Enfin, après un tutti, la mer se retire et dans l’obscurité de l’église ne reste que l’écume, symbolisée par les dernières résonances des mailloches.

ONCEIM - Octave-S - Alice Leclercq

Si Frédéric Blondy règle la durée de chacune de ces parties de l’œuvre, l’exercice pour les musiciens consiste à rester en équilibre : « La musique d’Éliane exige beaucoup de maîtrise dans le registre pianissimo : il faut un grand calme intérieur et le garder sur la durée » Louis Laurain. [1]

« Occam Ocean synthétise une façon de concevoir l’improvisation : le matériau musical est extrêmement minimaliste, la forme est prédéterminée dans les grandes lignes et il nous appartient à chacun, dans ce cadre défini à l’avance, de prendre à chaque instant des décisions en fonction de ce qui survient ». Giani Caserotto [2]

Ce concert nocturne ainsi que l’album offrent une heure d’expérience méditative, profonde, absolument sublime.

Nota : Si le concert n’a débuté qu’à 23h30, c’est qu’il était précédé d’une création intitulée Octave-S, une commande passée par l’ONCEIM au platiniste et plasticien canadien Martin Tétreault.

ONCEIM - Octave-S (2) - Alice Leclercq

L’acoustique de l’église Saint-Merry est propice aux recherches en termes de spatialisation sonore.

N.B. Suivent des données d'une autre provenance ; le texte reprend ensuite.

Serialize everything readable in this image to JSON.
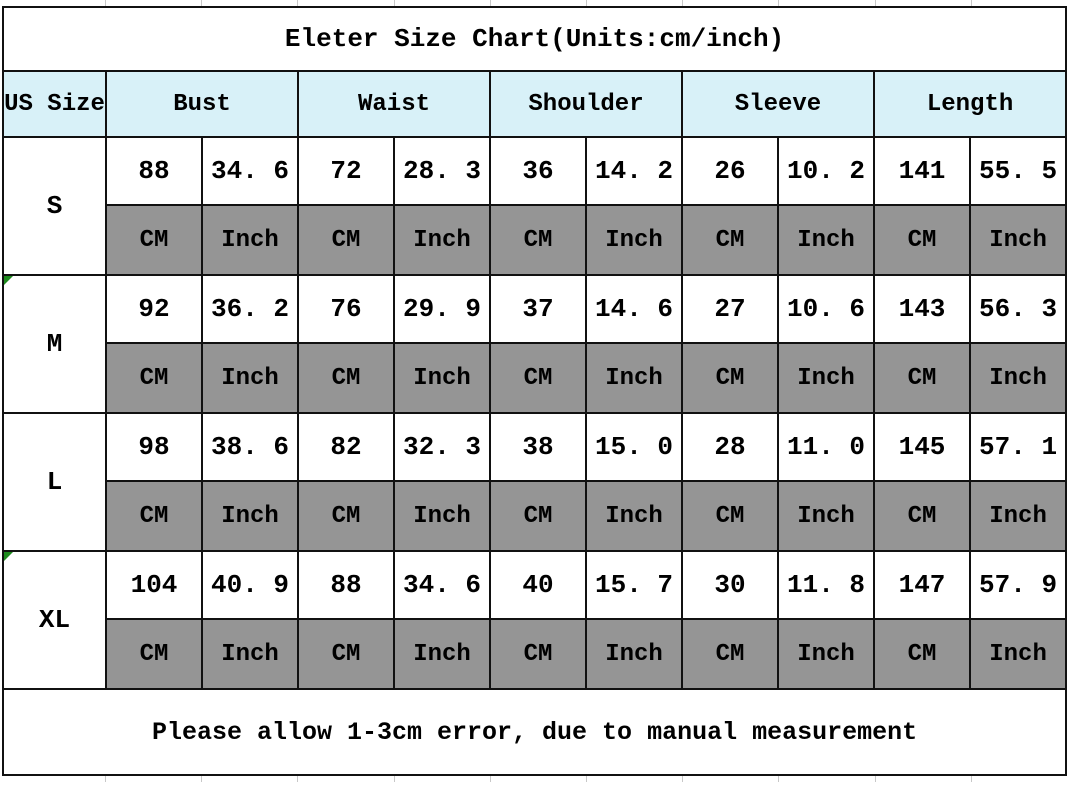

On reste à cet égard marqué par celles du Quatuor Machaut (Festival Crak 2017) et d’Erwan Keravec avec Spas, pièce écrite par Samuel Sighicelli (Les Rendez-vous Contemporains de Saint-Merry 2018).

Octave-S propose une autre expérience de mise en espace. L’orchestre de Frédéric Blondy se répartit en groupes pour entourer le public, avec en particulier deux guitaristes en miroir, Giani Caserotto face à Jean-Sébastien Mariage. On entre plutôt ici dans une dissection, dans une autopsie sonore pratiquée par cet « atelier de travail ouvert aux compositeurs » [3] qu’est l’ONCEIM.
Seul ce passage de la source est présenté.